Placebo-Effekt auch bei Rückenschmerzen

Bringen Präparate ohne medizinischen Wirkstoff eine Besserung der Beschwerden, spricht man von Placebo-Effekt. Von ihm profitieren auch Patienten mit Rückenschmerzen.

Der Placebo-Effekt kann in der Schmerztherapie helfen.

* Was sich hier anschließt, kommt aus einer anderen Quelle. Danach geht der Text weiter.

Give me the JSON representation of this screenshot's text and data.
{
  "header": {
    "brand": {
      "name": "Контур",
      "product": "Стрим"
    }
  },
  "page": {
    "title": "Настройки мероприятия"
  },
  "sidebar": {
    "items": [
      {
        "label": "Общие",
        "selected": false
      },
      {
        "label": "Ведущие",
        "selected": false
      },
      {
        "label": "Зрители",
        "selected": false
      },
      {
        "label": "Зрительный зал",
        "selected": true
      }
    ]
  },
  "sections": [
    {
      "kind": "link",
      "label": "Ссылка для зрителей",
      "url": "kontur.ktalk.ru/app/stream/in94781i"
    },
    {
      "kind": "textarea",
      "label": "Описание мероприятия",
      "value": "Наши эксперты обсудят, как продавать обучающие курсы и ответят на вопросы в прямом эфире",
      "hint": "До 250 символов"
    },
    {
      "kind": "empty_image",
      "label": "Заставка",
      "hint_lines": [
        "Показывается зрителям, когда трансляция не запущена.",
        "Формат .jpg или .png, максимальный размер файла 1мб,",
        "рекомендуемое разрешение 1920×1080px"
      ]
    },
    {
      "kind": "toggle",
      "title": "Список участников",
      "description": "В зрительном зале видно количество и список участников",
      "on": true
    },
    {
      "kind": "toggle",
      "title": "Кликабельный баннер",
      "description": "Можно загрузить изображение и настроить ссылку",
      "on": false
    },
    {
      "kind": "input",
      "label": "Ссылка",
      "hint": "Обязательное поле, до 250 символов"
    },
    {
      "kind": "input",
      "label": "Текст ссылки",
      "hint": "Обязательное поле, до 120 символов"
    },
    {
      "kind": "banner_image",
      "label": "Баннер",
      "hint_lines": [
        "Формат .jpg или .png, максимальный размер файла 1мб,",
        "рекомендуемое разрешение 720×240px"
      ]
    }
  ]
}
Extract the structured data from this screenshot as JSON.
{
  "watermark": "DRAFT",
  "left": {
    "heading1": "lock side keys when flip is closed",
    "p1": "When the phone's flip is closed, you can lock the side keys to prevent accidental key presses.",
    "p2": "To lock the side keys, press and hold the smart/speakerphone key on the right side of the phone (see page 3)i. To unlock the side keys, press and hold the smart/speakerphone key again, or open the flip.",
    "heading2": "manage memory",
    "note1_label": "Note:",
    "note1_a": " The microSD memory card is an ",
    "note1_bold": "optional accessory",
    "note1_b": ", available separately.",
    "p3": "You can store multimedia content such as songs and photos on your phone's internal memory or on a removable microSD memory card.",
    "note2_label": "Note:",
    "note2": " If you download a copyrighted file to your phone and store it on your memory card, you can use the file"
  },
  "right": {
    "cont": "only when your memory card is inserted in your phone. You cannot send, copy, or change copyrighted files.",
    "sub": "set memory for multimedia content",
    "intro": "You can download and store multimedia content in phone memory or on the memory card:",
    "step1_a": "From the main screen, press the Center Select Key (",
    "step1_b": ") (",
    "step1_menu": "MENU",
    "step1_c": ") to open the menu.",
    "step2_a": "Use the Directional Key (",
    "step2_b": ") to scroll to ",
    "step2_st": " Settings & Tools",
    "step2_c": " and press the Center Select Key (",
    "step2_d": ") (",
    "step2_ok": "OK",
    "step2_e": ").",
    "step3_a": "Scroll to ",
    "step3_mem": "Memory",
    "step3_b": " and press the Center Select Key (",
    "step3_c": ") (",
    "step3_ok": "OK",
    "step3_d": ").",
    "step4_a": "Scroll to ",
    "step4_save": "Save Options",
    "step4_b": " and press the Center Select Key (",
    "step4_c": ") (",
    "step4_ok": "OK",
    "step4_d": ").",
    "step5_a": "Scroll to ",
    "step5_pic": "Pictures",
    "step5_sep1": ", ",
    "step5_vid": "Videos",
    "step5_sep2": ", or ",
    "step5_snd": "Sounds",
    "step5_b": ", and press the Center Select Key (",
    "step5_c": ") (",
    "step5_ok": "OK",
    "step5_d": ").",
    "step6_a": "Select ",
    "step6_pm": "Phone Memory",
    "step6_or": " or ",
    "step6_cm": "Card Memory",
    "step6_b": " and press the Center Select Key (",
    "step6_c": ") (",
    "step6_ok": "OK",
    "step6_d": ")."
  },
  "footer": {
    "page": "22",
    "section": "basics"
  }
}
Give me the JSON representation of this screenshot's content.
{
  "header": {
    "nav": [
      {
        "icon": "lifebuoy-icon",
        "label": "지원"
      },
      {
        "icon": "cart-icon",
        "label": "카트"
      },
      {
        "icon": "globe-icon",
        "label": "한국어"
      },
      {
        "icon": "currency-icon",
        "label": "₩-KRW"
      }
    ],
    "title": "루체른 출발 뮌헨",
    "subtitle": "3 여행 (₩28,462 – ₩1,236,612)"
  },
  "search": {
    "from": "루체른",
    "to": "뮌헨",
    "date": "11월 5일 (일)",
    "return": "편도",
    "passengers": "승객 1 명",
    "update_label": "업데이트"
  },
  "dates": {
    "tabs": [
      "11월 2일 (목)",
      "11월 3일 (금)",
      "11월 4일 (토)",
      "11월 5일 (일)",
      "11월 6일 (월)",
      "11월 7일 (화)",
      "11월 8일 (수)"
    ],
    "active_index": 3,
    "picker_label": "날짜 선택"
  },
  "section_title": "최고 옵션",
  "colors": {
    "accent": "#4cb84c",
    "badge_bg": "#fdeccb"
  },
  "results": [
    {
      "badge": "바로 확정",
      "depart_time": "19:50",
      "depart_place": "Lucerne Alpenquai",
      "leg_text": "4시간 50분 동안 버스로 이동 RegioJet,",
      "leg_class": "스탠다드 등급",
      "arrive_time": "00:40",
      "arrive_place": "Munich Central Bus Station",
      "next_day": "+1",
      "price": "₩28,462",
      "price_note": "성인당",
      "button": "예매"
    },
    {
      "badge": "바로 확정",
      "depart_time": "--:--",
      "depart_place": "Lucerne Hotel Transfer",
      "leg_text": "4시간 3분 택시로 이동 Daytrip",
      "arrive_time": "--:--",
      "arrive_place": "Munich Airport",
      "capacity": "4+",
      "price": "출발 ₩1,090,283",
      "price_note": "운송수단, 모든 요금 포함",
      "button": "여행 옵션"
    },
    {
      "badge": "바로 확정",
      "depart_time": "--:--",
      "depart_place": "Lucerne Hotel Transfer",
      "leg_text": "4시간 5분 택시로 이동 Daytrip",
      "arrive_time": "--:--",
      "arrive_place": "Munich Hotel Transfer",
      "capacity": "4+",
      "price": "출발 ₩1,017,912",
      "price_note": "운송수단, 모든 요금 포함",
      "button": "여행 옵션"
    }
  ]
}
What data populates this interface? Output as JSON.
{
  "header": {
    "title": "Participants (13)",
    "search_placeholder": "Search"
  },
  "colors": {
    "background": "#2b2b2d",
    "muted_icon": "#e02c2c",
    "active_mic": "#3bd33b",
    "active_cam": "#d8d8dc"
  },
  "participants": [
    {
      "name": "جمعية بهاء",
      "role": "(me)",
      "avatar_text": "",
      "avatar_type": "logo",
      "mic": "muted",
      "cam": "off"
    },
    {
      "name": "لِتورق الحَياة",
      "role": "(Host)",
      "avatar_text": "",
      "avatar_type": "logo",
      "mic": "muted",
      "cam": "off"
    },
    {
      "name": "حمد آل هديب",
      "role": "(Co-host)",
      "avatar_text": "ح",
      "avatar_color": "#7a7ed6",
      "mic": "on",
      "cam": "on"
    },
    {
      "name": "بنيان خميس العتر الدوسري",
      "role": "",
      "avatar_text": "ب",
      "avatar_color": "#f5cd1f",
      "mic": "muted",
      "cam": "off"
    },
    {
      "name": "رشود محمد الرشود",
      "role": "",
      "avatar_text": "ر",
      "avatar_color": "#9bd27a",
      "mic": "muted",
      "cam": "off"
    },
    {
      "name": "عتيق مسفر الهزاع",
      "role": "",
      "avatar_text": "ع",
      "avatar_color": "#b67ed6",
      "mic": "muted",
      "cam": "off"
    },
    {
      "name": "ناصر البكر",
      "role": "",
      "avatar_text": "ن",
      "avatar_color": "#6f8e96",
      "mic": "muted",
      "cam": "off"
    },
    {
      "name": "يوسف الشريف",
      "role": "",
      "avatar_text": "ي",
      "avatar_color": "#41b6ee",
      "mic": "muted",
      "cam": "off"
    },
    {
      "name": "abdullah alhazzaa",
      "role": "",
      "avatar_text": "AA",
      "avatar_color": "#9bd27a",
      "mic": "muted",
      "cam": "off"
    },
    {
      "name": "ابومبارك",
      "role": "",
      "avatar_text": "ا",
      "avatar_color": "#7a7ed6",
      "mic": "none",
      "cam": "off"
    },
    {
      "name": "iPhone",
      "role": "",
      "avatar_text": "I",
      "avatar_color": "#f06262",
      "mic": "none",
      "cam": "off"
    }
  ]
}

Placebos sind Scheinmedikamente, denn sie enthalten keinen medizinischen Wirkstoff. Dennoch zeigen sie oftmals eine heilende Wirkung. Ein Phänomen, das die Medizin als Placebo-Effekt bezeichnet. Diesen gibt es auch bei chronischen Rückenschmerzen, wie eine Studie der Universitätsmedizin Essen zeigt. Denn die Patienten profitieren deutlich von einer Therapie mit Placebos: Die Schmerzen waren gelindert, zudem fühlten sie sich „fitter“ und weniger depressiv*.

Placebo-Effekt so wirksam wie NSAR

Nicht-steroidale Antirheumatika, kurz NSAR, sind die am häufigsten verordneten Medikamente in der Schmerztherapie – auch gegen chronische Rückenschmerzen. Der schmerzlindernde Effekt der Placebos in der Essener Studie war in etwa so hoch wie der eines solchen NSAR. Der Placebo-Effekt sollte deshalb künftig in bestehende Behandlungskonzepte eingebunden werden, empfehlen die Wissenschaftler aus Essen.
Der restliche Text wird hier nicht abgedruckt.